PREVIDENCIÁRIO. APOSENTADORIA POR TEMPO DE CONTRIBUIÇÃO. ATIVIDADEESPECIAL. PERICULOSIDADE. RECONHECIMENTO. CONVERSÃO. ELETRICIDADE. EFEITOS FINANCEIROS. ATIVIDADE RURAL. RECONHECIMENTO.
1. A lei em vigor quando da prestação dos serviços define a configuração do tempo como especial ou comum, o qual passa a integrar o patrimônio jurídico do trabalhador, como direito adquirido.
2. Até 28/04/1995 admite-se o reconhecimento da especialidade do trabalho por categoria profissional; a partir de 29/04/1995 necessário a comprovação da efetiva exposição aos agentes prejudiciais à saúde, de forma não ocasional nem intermitente, por qualquer meio de prova; a contar de 06/05/1997 a comprovação deve ser feita por formulário-padrão (PPP) embasado em laudo técnico (LTCAT) ou por perícia técnica.
3. O reconhecimento da especialidade do trabalho por exposição à eletricidade é possível mesmo após 05/03/1997, desde que observados os requisitos legais. O fornecimento e o uso de Equipamento de Proteção Individual (EPI), quando se tratar de exposição à eletricidade superior a 250 volts, não afasta a caracterização do tempo especial, porquanto não neutraliza de modo eficaz o risco decorrente da atividade exposta a agente físico perigoso.
4. Em regra, o termo inicial da aposentadoria deve corresponder à data do pagamento das contribuições que levaram ao preenchimento dos requisitos, não retroagindo à DER. Todavia, excepciona-se o caso em que a demora na indenização do período é atribuída à negativa do INSS em emitir as respectivas guias de pagamento, caso em que a data de início do benefício (DIB) deve ser fixada na data de entrada do requerimento (DER).

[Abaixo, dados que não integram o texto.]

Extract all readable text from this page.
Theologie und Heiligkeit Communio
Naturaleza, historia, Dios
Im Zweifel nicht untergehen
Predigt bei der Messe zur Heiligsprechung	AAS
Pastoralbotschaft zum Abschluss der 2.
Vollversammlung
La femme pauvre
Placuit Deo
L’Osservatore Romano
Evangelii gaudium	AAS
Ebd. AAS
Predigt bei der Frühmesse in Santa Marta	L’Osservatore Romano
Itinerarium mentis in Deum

5. Nos termos do artigo 55, § 2º, da Lei nº 8.213/91, o cômputo de tempo de serviço de segurado trabalhador rural, anterior à data de início de sua vigência, é admitido para concessão de benefício de aposentadoria por tempo de contribuição, independentemente do recolhimento das contribuições, exceto para efeito de carência. Para o período ulterior à Lei de Benefícios (competência de novembro de 1991, conforme disposto no artigo 192 do Regulamento dos Benefícios da Previdência Social aprovado pelo Decreto nº 357/91), o aproveitamento condiciona-se ao recolhimento das contribuições previdenciárias correspondentes, de acordo com o artigo 39, inciso II, da Lei n° 8.213/91 e Súmula 272 do Superior Tribunal de Justiça.
6. Determinada a imediata implantação do benefício, nos termos do art. 497, caput, do CPC e considerando que os recursos excepcionais, em princípio, não possuem efeito suspensivo (TRF4, Terceira Seção, Questão de Ordem na AC 200271000503497, Rel. p/ acórdão Celso Kipper, j. 09/08/2007), assim como eventuais embargos de declaração (art. 1.026 do CPC), o julgado deve ser cumprido imediatamente no tocante à implantação/revisão do benefício da parte autora.